“Maybe it meant something. Maybe not, in the long run, but no explanation, no mix of words or music or memories can touch that sense of knowing that you were there and alive in that corner of time and the world. Whatever it meant.”
― Hunter S. Thompson
That noise. Shuddering noise that had nothing to do with sounds co-existed with everything poignant that got me so far into the new year; fire places and glasses half-full half-overflown with my stubborn patience for moments that I thought with time would lead me to an end-of-the-universe happiness, but the journey didn’t end – we were constantly finding and forgetting reasons because all strategies for balancing happiness and sadness didn’t work and we didn’t belong in the science of riddles anyway; we were running towards the road of a free togetherness, the road behind the eternal ocean, the sun and the promises we were waiting for, avoiding the flashes of an eventual non-existence. Life was never about ‘now or never’; it kept streaming on and on in the midst of some sort of nakedness and darkness and plans that dragged us forward. We didn’t know a thing about anything except the parts of our own confusions, but every thought and action was small compared to the world and all the worlds beneath.

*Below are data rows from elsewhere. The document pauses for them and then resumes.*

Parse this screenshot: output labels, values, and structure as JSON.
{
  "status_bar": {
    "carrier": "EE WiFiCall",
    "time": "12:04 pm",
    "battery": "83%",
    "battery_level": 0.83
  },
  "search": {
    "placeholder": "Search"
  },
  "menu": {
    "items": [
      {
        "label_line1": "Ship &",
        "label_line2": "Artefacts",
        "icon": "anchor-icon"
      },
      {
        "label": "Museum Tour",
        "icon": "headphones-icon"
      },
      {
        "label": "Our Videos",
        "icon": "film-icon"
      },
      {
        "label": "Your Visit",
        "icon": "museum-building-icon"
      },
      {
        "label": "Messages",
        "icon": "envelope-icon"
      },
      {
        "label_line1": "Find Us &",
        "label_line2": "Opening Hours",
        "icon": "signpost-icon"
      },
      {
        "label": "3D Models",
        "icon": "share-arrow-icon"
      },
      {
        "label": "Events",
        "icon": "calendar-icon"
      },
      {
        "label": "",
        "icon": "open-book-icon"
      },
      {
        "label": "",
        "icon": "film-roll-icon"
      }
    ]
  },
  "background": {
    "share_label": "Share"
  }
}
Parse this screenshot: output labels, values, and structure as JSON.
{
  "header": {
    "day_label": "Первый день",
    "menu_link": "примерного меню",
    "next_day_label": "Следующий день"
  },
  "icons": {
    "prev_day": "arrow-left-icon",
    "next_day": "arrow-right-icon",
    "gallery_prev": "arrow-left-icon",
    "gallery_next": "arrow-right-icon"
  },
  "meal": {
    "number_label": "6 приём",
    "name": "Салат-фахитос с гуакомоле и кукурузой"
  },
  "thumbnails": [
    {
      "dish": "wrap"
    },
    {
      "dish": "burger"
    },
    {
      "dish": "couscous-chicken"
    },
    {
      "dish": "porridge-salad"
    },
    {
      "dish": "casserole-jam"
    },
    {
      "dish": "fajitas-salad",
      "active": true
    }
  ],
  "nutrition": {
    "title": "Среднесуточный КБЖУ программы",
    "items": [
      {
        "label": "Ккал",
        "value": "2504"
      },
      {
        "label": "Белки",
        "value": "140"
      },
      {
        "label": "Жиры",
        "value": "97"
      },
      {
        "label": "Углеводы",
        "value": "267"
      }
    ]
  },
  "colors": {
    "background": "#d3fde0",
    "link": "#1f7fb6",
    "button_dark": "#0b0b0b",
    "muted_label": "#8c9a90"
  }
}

‘Everything comes back.’ Every world of appearances that we called illusion, every concern with the immediate, the maturing feelings we had been cultivating in our minds night after night; sipping on another drink, the latest always tastier than the previous, so were the explosions behind worthless things, purer and more real with every left-over of a flame. We designed a potential future and edited a hallucinated past, while the long shot of the present that we couldn’t escape from, was slipping away disformed, blurred like the view through her eyes, exposed and helpless moment she was going to want back as soon as it was gone. People wondered what they have left behind on their way to another decadent dream, and myself, feeling responsible for the whole world – all of its parts, all of its brokenness and mysery. The weary and old city with images of distant vividness and someone close, someone better than us, pulling us higher to a nicer world. How selfish we were disregarding the desires of others. Who did we love? Who did we have? One day feelings would mean something else, why did they matter so? Moments were right now, this was a real moment, me typing and hoping that if time was so powerful, time would be right. Only unaware of time, we could indulge in our impatience.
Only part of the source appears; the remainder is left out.